Amanda opened her mouth, but Boone kept going. “See, Gia, Des Moines sounds about right for you. It sounds like the only honest thing you've said since coming here. Everything else has been as real as Styrofoam. Do you want to tell everyone about your latest lie — aside from the one you just told us, that is — or should I?”

Gia still looked composed, but when she spoke, her voice sounded strangled. “Don't you dare.”

Don't
, I thought.
Please don't start this.

“You'll be interested in this one,” Boone said, addressing Amanda. “Turns out Gia is not just a student; she's a teacher too. At least, that's what she's been telling the ranger who lives up at the Buckhorn fire lookout. The one who thinks she's twenty-three.”

This time, it wasn't a murmur; the sound that cascaded around me was more like a collective yelp. All of the tabloid magazines that the girls had been smuggling into school couldn't compare with the drama they were watching.
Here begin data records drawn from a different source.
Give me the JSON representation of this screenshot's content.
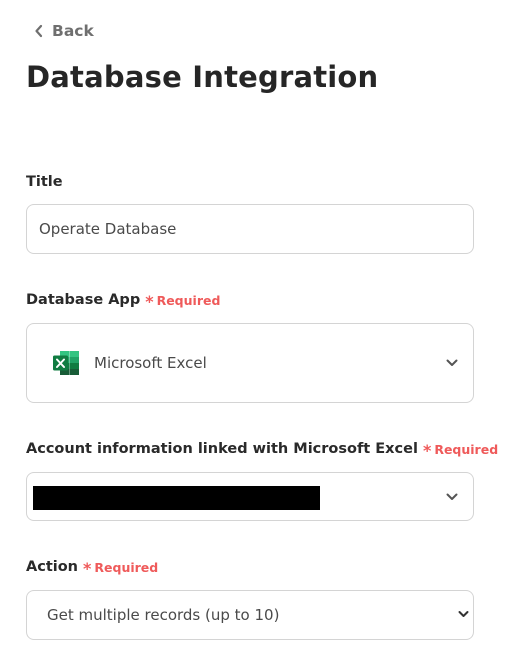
{
  "nav": {
    "back_label": "Back"
  },
  "page": {
    "title": "Database Integration"
  },
  "form": {
    "required_label": "Required",
    "title_field": {
      "label": "Title",
      "value": "Operate Database"
    },
    "database_app": {
      "label": "Database App",
      "selected_app": "Microsoft Excel",
      "app_icon": "microsoft-excel-icon"
    },
    "account": {
      "label": "Account information linked with Microsoft Excel",
      "value_redacted": true
    },
    "action": {
      "label": "Action",
      "selected": "Get multiple records (up to 10)"
    }
  },
  "colors": {
    "required": "#ef5a5a",
    "border": "#d4d4d4",
    "text": "#2a2a2a",
    "muted": "#6f6f6f",
    "excel_green": "#1f7a45"
  }
}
Boone continued. Her voice was casual now. She could have been giving directions to a misplaced tourist. “I wonder, Amanda, if this isn't a bit of a liability for Alice Marshall. Troubled girls coming up here, causing more problems than they would down in the real world. Sets a bad precedent, doesn't it?” She leaned back in her chair and crossed her arms. “Well. Bev'll have some thoughts, I'm sure.”

Amanda said nothing. She looked down at her hands, as though they might tell her something new, give her an idea of what to do with the situation.

Gia just looked at Boone. I don't think she ever believed that Boone would actually tell on her. I hadn't believed she'd do it either.

Boone wasn't finished. “You just don't know how to play well with others, do you, Gia?” She smiled horribly.

Gia stood up slowly. She smoothed the front of her jeans, and pulled her gloves out of her back pocket. She held them loosely in one hand, dangling between finger and thumb.

“Gia, we are going to need to discuss this.” Amanda's face was flushed, and she raised herself halfway out of her seat before giving up and sitting back down again. “Stay,” she added, with no conviction.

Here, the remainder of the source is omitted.